24/03/2015

"Phoenix", des yeux sans visage

phoenix.jpgAucun visage n'apparaît en entier sur ce plan large. Face à l'objectif, une femme (Nina Hoss), à moitié masquée par l'homme devant elle. Autour d'eux, des figurants (ou des acteurs de second plan) floutés par la profondeur de champ, mais qui semblent regarder en direction du couple. Le lieu ressemble à un quai de gare, supposition suggérée par le décor qu'on entrevoit à gauche et à droite. Le regard de la femme exprime une colère rentrée, et elle a l'air de toiser son partenaire. Voici une image qui fait sens par rapport à ce que raconte Phoenix, de l'Allemand Christian Petzold. Soit une histoire d'emprisonnement et de séquelles (il y est aussi question de chirurgie faciale), de quête d'une identité perdue et de substitution de personnalité. Un scénario complexe qui prend place dans l'Allemagne d'après-guerre, en 1945.

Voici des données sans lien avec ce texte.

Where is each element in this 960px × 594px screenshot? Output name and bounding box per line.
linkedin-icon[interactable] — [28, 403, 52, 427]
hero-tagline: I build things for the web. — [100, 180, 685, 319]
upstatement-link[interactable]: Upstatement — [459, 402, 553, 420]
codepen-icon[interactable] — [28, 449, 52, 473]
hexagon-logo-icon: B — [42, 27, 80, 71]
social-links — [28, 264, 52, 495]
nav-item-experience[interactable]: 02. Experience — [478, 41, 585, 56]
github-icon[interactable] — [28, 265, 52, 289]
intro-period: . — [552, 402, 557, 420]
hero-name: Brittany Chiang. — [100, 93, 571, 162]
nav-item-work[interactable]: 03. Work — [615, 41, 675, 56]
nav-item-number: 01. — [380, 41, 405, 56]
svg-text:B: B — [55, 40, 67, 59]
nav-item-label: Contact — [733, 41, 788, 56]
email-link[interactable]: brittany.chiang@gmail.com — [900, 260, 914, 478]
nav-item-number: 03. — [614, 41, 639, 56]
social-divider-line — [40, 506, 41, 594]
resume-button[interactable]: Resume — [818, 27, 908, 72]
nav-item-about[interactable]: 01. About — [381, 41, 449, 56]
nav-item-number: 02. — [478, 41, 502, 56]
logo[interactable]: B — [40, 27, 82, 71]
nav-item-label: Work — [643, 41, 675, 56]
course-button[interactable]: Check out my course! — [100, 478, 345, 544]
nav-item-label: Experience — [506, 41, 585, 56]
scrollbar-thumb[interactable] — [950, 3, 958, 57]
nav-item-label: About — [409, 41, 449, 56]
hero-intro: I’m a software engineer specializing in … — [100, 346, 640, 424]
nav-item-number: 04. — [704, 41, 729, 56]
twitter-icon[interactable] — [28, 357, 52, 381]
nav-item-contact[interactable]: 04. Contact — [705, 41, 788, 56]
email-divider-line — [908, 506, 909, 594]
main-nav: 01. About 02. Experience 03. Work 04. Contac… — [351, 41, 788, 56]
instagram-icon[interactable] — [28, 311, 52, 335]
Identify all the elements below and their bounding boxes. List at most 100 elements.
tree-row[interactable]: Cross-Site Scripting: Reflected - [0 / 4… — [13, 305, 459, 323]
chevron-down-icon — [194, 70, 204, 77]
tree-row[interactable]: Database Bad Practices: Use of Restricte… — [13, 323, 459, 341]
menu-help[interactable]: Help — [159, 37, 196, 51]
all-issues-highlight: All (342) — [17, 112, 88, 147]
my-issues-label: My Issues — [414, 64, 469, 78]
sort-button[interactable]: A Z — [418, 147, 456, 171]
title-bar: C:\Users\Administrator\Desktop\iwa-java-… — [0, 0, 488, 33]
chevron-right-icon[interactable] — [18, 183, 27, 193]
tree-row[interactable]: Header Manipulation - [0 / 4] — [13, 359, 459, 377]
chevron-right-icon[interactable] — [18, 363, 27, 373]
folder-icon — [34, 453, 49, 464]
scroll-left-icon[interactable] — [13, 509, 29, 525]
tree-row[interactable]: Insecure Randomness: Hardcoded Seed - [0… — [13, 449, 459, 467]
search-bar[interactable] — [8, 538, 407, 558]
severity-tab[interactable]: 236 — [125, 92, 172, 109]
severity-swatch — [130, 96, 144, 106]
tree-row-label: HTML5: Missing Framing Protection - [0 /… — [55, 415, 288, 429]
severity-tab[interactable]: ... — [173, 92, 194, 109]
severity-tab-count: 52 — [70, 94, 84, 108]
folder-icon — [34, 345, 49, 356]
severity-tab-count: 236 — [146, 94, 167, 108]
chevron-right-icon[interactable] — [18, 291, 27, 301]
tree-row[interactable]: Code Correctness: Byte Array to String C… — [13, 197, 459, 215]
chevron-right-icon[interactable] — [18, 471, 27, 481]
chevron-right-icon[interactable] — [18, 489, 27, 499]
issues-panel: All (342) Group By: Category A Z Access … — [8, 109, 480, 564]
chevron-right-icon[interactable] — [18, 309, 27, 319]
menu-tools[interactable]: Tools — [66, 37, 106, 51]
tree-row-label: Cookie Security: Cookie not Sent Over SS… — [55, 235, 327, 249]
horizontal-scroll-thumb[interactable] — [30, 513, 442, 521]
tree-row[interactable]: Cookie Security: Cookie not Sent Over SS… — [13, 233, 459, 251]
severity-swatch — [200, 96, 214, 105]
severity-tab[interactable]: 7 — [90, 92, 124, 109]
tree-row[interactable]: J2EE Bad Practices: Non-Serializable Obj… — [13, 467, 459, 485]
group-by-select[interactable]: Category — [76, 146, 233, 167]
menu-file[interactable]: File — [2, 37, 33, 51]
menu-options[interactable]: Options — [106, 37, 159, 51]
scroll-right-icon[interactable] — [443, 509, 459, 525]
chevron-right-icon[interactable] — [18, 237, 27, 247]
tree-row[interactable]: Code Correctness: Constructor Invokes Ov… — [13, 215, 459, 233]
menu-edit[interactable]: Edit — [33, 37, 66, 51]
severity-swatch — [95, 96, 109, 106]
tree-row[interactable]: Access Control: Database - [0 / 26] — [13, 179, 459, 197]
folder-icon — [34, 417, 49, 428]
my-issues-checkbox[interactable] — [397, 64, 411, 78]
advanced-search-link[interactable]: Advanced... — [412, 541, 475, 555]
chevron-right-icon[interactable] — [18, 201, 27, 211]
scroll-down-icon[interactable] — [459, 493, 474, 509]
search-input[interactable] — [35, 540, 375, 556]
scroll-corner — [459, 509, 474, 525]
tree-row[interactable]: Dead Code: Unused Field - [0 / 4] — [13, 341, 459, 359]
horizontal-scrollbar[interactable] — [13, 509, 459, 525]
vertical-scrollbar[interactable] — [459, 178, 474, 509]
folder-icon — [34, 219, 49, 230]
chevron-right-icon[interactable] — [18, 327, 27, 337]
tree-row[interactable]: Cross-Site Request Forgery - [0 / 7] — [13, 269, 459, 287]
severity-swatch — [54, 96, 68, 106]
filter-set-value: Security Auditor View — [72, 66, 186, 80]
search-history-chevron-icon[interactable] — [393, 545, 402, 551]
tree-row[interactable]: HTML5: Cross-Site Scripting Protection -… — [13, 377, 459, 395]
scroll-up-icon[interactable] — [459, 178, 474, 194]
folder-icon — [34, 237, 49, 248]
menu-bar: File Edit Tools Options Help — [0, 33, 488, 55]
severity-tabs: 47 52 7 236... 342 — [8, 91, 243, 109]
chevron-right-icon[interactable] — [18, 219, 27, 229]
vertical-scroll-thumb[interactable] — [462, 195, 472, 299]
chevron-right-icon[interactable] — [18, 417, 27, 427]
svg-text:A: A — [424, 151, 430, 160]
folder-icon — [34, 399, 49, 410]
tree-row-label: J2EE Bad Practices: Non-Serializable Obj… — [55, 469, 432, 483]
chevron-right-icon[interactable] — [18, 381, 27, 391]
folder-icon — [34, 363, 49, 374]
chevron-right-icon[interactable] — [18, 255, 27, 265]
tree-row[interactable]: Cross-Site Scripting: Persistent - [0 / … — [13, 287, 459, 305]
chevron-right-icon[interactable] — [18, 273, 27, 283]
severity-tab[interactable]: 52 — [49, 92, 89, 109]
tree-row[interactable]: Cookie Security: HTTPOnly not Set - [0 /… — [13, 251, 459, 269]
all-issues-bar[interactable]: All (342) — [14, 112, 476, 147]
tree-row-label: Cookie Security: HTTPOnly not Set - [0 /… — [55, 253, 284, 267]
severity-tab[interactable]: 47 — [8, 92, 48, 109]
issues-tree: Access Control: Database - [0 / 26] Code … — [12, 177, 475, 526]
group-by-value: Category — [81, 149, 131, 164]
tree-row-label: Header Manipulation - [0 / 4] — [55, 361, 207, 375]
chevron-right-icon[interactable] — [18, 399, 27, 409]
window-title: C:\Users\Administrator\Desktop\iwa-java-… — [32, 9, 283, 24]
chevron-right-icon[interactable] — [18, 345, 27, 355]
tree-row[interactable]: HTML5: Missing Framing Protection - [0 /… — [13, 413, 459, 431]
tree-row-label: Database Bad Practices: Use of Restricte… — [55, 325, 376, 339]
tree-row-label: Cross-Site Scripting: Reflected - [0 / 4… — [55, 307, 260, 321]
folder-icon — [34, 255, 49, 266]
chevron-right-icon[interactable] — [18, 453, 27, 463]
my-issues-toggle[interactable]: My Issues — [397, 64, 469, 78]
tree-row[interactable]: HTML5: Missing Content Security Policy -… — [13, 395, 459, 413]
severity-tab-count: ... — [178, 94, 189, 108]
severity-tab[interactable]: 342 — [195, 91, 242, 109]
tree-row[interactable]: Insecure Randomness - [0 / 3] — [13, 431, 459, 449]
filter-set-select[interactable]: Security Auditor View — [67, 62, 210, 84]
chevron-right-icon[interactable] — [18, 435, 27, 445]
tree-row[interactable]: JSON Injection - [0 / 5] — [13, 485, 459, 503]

Né en 1960, considéré comme un chef de file de ce qu'on nomme sans doute abusivement la "nouvelle nouvelle vague" allemande, Christian Petzold est surtout connu pour Barbara. Sorti en 2012, ce film contait le destin d'une femme chirurgien-pédiatre (Nina Hoss, déjà) persécutée par la STASI, une dizaine d'années avant la chute du Mur. Obsédé par les thèmes de l'identité (son premier long-métrage était même sorti en France en 2000 sous le titre Contrôle d'identité) et de l'injustice, Petzold est également l'auteur d'un film (demeuré inédit en Suisse), Jerichow, centré cette fois autour du destin d'un jeune homme cherchant à démarrer une autre vie après le décès de sa mère. Nina Hoss était également du voyage, comme dans la plupart des autres films et téléfilms de Petzold.

Phoenix est actuellement à l'affiche en salles.